The biggest advantage of freemium apps is that free apps - quite understandably, because they are free - are downloaded more by smartphone users than those that you have to pay for. 46% of the population aged 18-69 currently use smartphones in Hungary, a not insignificant 2 million people. 77% of smartphone users have downloaded an app to their mobile phone, but only a much smaller proportion, only 18%, around 400 000 people, have paid for an app. It's not hard to see that the really high reach is through free apps. And, by the law of large numbers, higher reach and download rates necessarily increase the number of people willing to pay for premium app services.

Game of life

Games are traditionally the most frequently downloaded (and therefore the most accessed (free)) apps, with any other app coming second only to games as our favourite apps.

With this rate of growth of games, it is no wonder that freemium is spreading, as freemium models are very well suited to the "marketing" of entertainment apps, including games. After downloading and liking the free 'base' app, more and more apps and games offer some form of in-app-purchase (IAP) - the fundamental moment in entertainment apps that feeds the games sold in the freemium model. Apps and games that rely on IAP revenue are exploding on the marketplaces. It is an increasingly common scenario that game series, whose previous parts were paid applications, are now coming out with free versions that can be upgraded with IAP options.
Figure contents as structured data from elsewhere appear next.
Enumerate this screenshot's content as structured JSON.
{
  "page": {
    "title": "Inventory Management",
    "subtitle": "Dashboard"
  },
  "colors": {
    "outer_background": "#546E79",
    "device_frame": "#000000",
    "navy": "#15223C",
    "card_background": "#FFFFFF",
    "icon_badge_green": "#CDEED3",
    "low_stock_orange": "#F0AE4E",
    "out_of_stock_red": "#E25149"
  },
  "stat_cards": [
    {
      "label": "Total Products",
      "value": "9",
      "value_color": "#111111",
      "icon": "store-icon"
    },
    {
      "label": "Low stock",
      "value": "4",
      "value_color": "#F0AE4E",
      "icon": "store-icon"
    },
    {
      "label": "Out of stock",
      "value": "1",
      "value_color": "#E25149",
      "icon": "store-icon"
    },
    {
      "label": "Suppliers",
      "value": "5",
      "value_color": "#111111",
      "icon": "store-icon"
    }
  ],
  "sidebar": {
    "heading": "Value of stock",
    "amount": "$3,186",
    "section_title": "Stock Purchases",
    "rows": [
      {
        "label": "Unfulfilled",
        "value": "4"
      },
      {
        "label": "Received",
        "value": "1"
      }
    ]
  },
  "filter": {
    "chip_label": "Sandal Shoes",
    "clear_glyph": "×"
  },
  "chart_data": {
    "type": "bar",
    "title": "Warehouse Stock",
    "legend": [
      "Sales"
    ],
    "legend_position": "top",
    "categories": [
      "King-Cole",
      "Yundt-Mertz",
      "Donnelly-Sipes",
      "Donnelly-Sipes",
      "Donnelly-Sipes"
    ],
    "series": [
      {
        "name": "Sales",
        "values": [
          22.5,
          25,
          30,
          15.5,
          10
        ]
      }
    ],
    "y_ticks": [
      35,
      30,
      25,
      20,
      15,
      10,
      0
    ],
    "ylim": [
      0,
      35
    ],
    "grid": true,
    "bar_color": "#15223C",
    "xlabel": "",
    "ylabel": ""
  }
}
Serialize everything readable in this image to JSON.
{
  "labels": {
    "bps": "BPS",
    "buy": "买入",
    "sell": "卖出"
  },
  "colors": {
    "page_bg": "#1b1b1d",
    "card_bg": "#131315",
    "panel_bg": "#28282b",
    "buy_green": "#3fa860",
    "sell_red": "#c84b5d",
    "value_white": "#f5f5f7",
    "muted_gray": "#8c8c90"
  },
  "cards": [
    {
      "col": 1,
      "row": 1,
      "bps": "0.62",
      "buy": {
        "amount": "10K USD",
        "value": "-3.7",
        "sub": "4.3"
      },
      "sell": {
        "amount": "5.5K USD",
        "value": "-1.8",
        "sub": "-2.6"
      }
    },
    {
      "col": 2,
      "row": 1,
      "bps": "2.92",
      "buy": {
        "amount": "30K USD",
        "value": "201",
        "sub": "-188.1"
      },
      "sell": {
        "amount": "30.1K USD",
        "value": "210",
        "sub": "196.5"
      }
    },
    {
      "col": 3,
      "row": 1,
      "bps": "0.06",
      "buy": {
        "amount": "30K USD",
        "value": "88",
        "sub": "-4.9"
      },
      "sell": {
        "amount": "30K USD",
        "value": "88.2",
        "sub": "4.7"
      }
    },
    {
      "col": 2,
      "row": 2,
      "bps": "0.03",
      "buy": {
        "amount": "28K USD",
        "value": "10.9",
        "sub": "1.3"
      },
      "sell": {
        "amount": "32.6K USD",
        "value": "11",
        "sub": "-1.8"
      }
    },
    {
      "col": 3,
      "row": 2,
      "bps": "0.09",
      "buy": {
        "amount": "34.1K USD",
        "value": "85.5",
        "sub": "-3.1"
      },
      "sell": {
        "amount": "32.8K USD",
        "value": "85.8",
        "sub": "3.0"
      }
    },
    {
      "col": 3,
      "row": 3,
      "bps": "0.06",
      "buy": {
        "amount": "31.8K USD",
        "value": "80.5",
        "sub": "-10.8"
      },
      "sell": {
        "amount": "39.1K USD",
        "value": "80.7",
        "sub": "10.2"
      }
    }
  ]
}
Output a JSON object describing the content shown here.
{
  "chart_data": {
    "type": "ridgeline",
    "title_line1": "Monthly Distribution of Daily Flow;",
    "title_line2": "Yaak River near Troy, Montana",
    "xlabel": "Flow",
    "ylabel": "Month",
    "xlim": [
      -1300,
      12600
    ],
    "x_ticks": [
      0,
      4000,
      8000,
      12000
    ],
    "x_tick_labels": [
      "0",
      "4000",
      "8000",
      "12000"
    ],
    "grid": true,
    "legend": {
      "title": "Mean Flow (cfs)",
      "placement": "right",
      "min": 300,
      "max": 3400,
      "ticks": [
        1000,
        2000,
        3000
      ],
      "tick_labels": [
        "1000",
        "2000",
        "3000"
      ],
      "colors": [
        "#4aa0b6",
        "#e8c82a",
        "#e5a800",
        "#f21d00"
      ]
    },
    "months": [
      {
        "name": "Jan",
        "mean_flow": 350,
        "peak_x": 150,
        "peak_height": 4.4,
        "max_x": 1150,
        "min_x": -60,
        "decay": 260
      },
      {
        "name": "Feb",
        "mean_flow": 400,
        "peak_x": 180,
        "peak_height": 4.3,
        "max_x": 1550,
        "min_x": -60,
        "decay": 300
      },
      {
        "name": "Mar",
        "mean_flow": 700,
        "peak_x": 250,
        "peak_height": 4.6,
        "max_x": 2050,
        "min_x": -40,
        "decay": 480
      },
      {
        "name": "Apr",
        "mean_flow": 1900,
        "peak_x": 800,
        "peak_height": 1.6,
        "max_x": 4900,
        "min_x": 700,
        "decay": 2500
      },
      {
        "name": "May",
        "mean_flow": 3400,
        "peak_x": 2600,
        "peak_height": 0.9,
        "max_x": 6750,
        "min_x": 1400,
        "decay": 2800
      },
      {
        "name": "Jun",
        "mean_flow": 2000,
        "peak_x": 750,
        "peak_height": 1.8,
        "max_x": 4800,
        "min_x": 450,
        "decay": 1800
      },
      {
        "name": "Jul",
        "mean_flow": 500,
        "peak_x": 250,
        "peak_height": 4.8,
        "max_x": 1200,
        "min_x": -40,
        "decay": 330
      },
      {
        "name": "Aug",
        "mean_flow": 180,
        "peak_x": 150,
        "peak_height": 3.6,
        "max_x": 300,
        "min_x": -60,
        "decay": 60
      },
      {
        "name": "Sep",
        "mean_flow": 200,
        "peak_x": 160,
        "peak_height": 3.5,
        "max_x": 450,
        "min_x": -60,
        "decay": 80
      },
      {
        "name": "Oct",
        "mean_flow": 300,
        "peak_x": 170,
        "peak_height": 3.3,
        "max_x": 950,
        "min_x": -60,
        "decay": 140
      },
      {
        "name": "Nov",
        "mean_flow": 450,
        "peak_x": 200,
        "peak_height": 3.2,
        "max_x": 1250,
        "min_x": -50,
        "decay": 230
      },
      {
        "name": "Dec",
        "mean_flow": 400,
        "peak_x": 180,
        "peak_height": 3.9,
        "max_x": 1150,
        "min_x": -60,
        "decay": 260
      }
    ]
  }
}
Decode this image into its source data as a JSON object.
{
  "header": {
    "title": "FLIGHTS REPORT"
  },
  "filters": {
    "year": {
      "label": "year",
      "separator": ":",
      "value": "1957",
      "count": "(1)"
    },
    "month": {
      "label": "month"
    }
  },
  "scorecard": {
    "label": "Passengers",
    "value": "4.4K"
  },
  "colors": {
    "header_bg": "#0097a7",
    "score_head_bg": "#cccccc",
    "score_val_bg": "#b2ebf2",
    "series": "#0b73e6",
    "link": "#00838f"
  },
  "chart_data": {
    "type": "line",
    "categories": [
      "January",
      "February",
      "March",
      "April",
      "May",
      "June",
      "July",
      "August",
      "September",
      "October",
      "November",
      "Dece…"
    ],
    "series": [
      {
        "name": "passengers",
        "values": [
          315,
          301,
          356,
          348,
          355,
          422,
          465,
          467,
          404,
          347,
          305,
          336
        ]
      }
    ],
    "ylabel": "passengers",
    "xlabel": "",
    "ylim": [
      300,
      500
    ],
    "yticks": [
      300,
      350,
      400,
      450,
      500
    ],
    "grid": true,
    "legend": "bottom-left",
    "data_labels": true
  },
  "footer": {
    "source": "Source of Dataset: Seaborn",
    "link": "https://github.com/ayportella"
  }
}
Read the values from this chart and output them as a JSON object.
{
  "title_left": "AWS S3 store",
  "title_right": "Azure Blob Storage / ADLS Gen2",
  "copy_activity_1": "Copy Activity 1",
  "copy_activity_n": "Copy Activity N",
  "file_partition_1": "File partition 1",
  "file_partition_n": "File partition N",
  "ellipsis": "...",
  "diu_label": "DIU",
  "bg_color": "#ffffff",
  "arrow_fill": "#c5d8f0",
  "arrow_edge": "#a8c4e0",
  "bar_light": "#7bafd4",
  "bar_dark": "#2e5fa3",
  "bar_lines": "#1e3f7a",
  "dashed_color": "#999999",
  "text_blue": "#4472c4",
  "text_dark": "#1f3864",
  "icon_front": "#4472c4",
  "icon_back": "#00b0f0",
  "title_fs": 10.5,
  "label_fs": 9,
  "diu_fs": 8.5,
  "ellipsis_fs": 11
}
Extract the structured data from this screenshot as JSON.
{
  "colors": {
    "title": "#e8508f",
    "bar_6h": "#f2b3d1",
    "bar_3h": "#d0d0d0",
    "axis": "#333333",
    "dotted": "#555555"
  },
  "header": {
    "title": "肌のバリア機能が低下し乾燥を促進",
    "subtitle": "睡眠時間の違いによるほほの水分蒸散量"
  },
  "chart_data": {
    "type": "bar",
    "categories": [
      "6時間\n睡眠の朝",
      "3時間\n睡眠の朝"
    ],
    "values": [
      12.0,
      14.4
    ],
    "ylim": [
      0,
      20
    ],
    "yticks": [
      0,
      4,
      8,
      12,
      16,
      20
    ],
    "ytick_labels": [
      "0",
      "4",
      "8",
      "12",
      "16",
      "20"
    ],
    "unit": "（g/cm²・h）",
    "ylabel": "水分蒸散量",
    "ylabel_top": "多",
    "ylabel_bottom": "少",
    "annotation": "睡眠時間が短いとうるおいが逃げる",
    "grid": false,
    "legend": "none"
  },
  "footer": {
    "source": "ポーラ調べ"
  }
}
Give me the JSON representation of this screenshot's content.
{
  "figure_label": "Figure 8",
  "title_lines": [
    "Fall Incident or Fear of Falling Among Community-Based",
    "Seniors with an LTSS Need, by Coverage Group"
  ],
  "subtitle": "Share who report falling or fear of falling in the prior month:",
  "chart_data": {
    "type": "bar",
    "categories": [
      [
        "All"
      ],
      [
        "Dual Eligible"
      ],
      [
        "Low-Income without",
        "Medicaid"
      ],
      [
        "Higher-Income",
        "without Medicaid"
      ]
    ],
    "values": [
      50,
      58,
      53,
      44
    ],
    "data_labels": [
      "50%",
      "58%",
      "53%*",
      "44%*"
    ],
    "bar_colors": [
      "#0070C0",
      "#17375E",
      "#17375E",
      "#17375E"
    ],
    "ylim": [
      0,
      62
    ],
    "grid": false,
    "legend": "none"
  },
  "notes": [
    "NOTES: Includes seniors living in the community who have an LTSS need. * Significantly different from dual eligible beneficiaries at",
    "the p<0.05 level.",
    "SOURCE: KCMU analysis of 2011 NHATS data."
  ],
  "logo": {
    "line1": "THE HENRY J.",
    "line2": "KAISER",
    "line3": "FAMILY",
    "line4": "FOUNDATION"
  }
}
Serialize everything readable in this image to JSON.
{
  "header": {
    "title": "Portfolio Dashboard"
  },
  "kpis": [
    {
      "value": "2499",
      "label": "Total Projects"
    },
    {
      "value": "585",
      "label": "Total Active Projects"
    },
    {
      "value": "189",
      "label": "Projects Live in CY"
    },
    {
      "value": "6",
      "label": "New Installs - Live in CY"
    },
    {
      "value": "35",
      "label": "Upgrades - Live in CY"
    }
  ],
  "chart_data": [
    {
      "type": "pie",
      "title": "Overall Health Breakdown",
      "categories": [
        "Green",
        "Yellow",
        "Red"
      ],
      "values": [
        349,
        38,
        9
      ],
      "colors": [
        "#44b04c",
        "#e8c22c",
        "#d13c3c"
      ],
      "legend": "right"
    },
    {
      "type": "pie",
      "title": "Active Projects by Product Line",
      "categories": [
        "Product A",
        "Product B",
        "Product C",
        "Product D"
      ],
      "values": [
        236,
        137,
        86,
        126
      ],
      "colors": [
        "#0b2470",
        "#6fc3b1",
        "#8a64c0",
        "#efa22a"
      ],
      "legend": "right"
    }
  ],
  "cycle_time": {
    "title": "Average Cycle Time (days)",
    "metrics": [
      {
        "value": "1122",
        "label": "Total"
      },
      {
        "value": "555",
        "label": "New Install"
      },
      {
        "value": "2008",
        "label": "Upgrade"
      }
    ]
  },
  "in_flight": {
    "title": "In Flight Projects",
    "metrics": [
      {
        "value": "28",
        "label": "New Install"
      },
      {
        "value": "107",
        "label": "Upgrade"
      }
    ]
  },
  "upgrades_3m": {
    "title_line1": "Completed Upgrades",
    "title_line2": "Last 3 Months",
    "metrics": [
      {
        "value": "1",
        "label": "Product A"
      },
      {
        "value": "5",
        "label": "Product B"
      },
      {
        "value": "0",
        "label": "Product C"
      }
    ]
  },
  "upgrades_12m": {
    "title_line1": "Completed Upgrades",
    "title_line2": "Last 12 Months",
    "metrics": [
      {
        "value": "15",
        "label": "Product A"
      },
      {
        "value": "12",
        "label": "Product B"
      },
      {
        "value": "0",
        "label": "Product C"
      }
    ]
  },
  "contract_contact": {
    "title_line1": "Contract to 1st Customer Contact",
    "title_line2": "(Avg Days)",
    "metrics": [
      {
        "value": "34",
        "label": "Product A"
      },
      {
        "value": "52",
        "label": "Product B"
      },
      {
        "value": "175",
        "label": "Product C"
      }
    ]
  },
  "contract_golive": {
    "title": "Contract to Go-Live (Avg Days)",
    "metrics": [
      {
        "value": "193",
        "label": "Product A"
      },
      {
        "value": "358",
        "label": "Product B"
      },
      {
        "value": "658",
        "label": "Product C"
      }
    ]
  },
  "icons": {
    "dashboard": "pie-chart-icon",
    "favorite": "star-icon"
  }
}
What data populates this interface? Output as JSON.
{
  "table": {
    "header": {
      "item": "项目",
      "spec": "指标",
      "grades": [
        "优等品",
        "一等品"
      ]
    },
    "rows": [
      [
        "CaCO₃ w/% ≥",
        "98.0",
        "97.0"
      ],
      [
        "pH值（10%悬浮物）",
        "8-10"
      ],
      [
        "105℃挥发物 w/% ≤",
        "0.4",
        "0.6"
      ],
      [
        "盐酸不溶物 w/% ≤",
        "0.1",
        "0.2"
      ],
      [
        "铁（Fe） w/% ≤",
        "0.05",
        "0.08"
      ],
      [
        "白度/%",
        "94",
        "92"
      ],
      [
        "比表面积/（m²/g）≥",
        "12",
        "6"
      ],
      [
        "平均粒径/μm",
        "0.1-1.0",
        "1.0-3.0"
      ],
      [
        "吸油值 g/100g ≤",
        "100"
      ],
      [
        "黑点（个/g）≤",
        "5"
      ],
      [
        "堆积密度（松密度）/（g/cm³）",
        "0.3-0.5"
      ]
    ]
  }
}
The question is how consumers will react to these developments.

Consumer reactions

It can be shown that consumers are not bothered by IAP or in-app advertising, or that they are not using the full version of the app. In fact, despite a 6 percentage point increase in smartphone penetration in the last narrow year (2012Q3 vs. 2013Q2), the number of people who paid for an app did not grow significantly.

Even more remarkable is that while half a million smartphone owners said last year that they might pay for an app in the future, despite the growing smartphone population, the number of people planning to pay for an app is barely reaching that number at the moment.

So it seems that the freemium models have created a win-win situation. App developers and marketplaces are now generating the majority of their revenue from freemium apps, as there is a narrow group of people willing (and likely to be willing) to reach into their pockets for premium add-ons, in addition to the mass of free downloaders. That being said, the average app user does not like and is unlikely to pay for free apps, as they are available en masse - they can deliver the high awareness, reach and recommendation that free app makers can deliver. The combination of business results, monetisation of free apps and consumer attitudes will therefore create the space for further proliferation of freemium apps in the near future.